El buque sufre daños importantes por el incendio que registró el 12 de marzo y, sobre todo, incómodos. El fuego se originó en la lavandería y consumió numerosas camas de la tripulación. Desde entonces, más de 600 marineros y soldados se ven obligados a dormir en el suelo o encima de mesas improvisadas como camastros.
Tampoco han podido lavar la ropa.
Medios como The Telegraph y The New York Times han destacado que la moral de los 4.500 marineros y pilotos a bordo es muy baja. El USS Gerald Ford entra en su décimo mes de despliegue. Movilizado inicialmente en su campo de acción, el Mediterráneo, ha enlazado otras dos misiones sin interrupción desde el final del verano: el cerco a Venezuela y ahora la protección del territorio israelí frente a los misiles de Irán.
La tripulación no ha tenido ocasión de bajar a tierra ni tomarse un descanso. y, según fuentes cercanas al caso, ofrece síntomas de agotamiento. En la Armada de Estados Unidos, que un portaviones supere los seis meses de actividad continua en tiempos de paz es muy extraño.
Se desaconseja por los efectos anímicos sobre la tropa y el desgaste del propio navío. Incluso el Departamento de Defensa admite que un servicio intenso y demasiado prolongado puede afectar al rendimiento del buque.
Irak y Afganistán
La Marina mantuvo en acción constante a sus portaviones durante nueve meses en las guerras de Irak y Afganistán. Solo el USS Abraham Lincoln ha estado en una situación más dura. En el 2020 pasó un total de 294 días desplegado, lo que supuso un récord que ningún otro portaviones había alcanzado desde la guerra de Vietnam. Pero ahora el USS Gerald Ford puede romper ese techo si, como indican sus órdenes, debe seguir de servicio hasta mayo en Oriente Medio.

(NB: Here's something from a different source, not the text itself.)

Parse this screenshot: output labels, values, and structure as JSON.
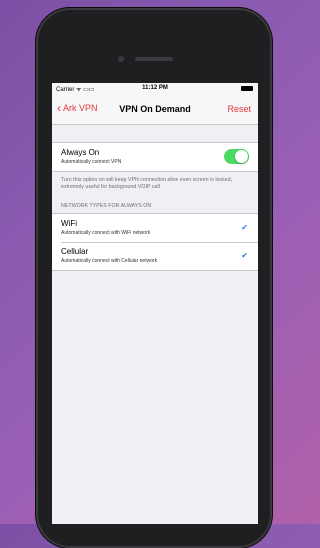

Los tripulantes y pilotos tienen otro problema. El portaviones más sofisticado y poderoso de la mayoría de los ejércitos del mundo sufre atascos constantes de los inodoros.
El problema es recurrente desde que se hizo a alta mar hace casi diez meses. La nave cuenta con 650 aseos, muchos de los cuales permanecen inutilizados y obligan a la tropa a hacer largas colas delante de los útiles. «Los incidentes de obstrucción son abordados rápidamente por personal capacitado de control de daños e ingeniería, con un tiempo de inactividad mínimo», reconoce un portavoz de la Armada, pero los inodoros siguen cegándose para bochorno de un navío cuyo coste asciende a 13.000 millones de dólares.